Made up of bioinformaticians, biologists, and software developers, the PRIDE team doesn't just manage data submissions. They also provide training for researchers who want to submit or leverage proteomics data. The team also reanalyses public proteomics datasets and disseminates them to other EMBL-EBI resources, including UniProt and Expression Atlas, to make the proteomics data easier to find and use by scientists from different fields.
But nine people cannot manage the world's proteomics data, so a big priority for the team is collaborating with other institutes and experts, including ProteomeXchange, the Proteomics Standards Initiative, and the ELIXIR's Proteomics Community.
What is next for proteomics data infrastructure?
Alongside improved access to proteomics technology and the growing appetite for data sharing, proteomics also requires robust and sustained funding. Together, these factors will enable experimental and data infrastructures to support the discovery of new insights that can help us understand life, health, and disease better.
"It's easy to take research infrastructures for granted and expect they will always be there, but the truth is that they require continuous funding, expertise, and community support," said Savitski.
Proteomics continues to change at a rapid pace.
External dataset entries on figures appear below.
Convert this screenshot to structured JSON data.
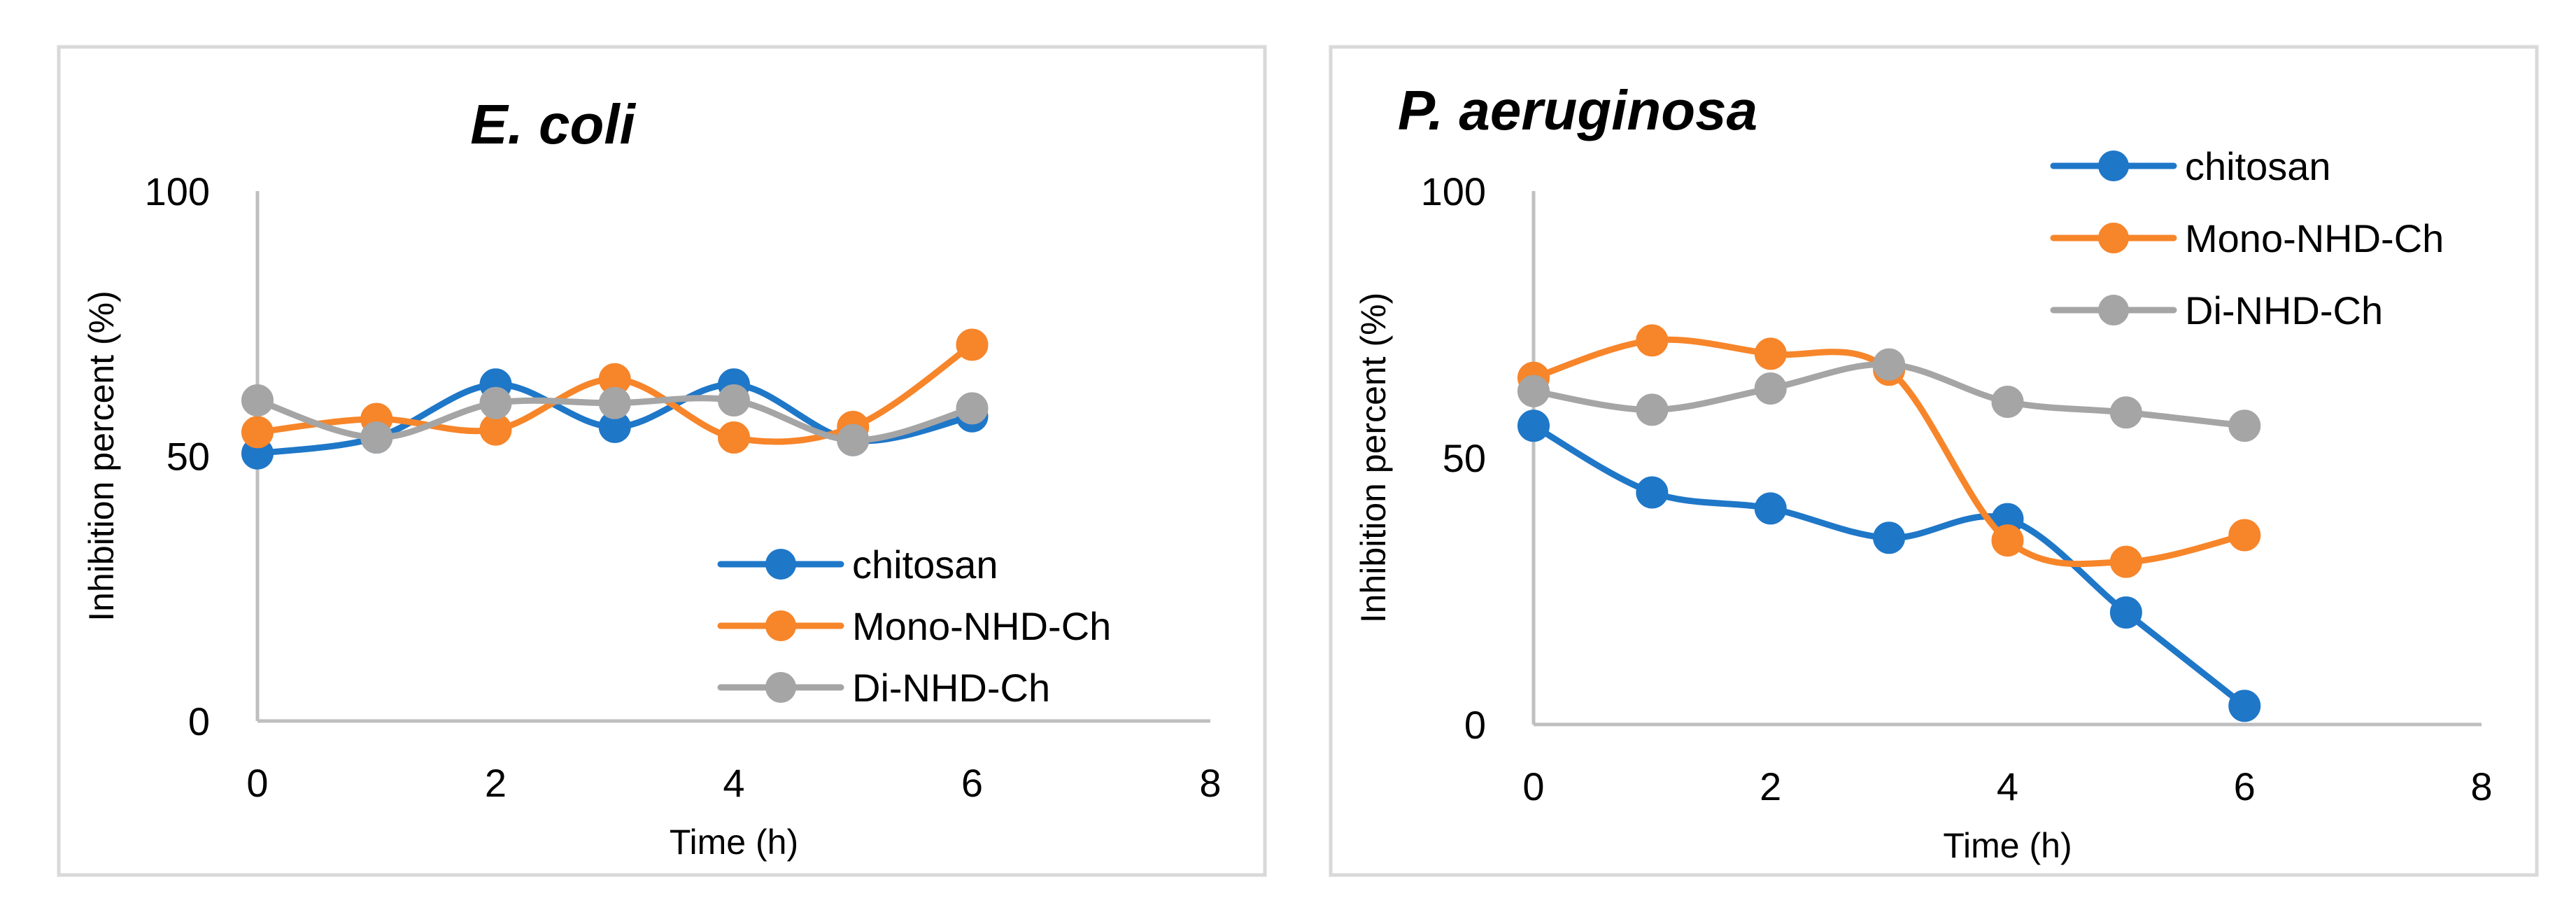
{
  "chart_data": [
    {
      "type": "line",
      "title": "E. coli",
      "xlabel": "Time (h)",
      "ylabel": "Inhibition percent (%)",
      "xlim": [
        0,
        8
      ],
      "ylim": [
        0,
        100
      ],
      "x_ticks": [
        "0",
        "2",
        "4",
        "6",
        "8"
      ],
      "y_ticks": [
        "0",
        "50",
        "100"
      ],
      "grid": false,
      "smooth": true,
      "legend_position": "bottom-right",
      "x": [
        0,
        1,
        2,
        3,
        4,
        5,
        6
      ],
      "series": [
        {
          "name": "chitosan",
          "color": "#1F77C8",
          "values": [
            50.5,
            53.5,
            63.5,
            55.5,
            63.5,
            53.0,
            57.5
          ]
        },
        {
          "name": "Mono-NHD-Ch",
          "color": "#F7852A",
          "values": [
            54.5,
            57.0,
            55.0,
            64.5,
            53.5,
            55.5,
            71.0
          ]
        },
        {
          "name": "Di-NHD-Ch",
          "color": "#A5A5A5",
          "values": [
            60.5,
            53.5,
            60.0,
            60.0,
            60.5,
            53.0,
            59.0
          ]
        }
      ]
    },
    {
      "type": "line",
      "title": "P. aeruginosa",
      "xlabel": "Time (h)",
      "ylabel": "Inhibition percent (%)",
      "xlim": [
        0,
        8
      ],
      "ylim": [
        0,
        100
      ],
      "x_ticks": [
        "0",
        "2",
        "4",
        "6",
        "8"
      ],
      "y_ticks": [
        "0",
        "50",
        "100"
      ],
      "grid": false,
      "smooth": true,
      "legend_position": "top-right",
      "x": [
        0,
        1,
        2,
        3,
        4,
        5,
        6
      ],
      "series": [
        {
          "name": "chitosan",
          "color": "#1F77C8",
          "values": [
            56.0,
            43.5,
            40.5,
            35.0,
            38.5,
            21.0,
            3.5
          ]
        },
        {
          "name": "Mono-NHD-Ch",
          "color": "#F7852A",
          "values": [
            65.0,
            72.0,
            69.5,
            66.5,
            34.5,
            30.5,
            35.5
          ]
        },
        {
          "name": "Di-NHD-Ch",
          "color": "#A5A5A5",
          "values": [
            62.5,
            59.0,
            63.0,
            67.5,
            60.5,
            58.5,
            56.0
          ]
        }
      ]
    }
  ]
}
The public availability of proteomics data makes it a prolific field for developing and training new AI methods, which are already helping to analyse more data to gain new insights that could be useful for precision medicine and beyond.
Another development on the horizon is the increasing amount of 'human sensitive proteomics data' (also as part of multiomics studies), meaning data that can't be made openly available due to legal and ethical reasons. This requires a different type of data infrastructure, which is currently in development at EMBL-EBI. "We're hoping to have something to present to the community towards the end of 2025," explained Vizcaino. "This is a crucial next step for leveraging proteomics data to guide precision medicine."
"Not all datasets are created equal," said Vizcaíno. "But it's gratifying to see proteomics coming into the spotlight, alongside genomics and bioimaging. If we want to understand how life works, what makes us ill, and what can help us get better, looking at the blueprint of the genome is not enough. We need different data types, and better ways of integrating them to extract knowledge and understand life in context."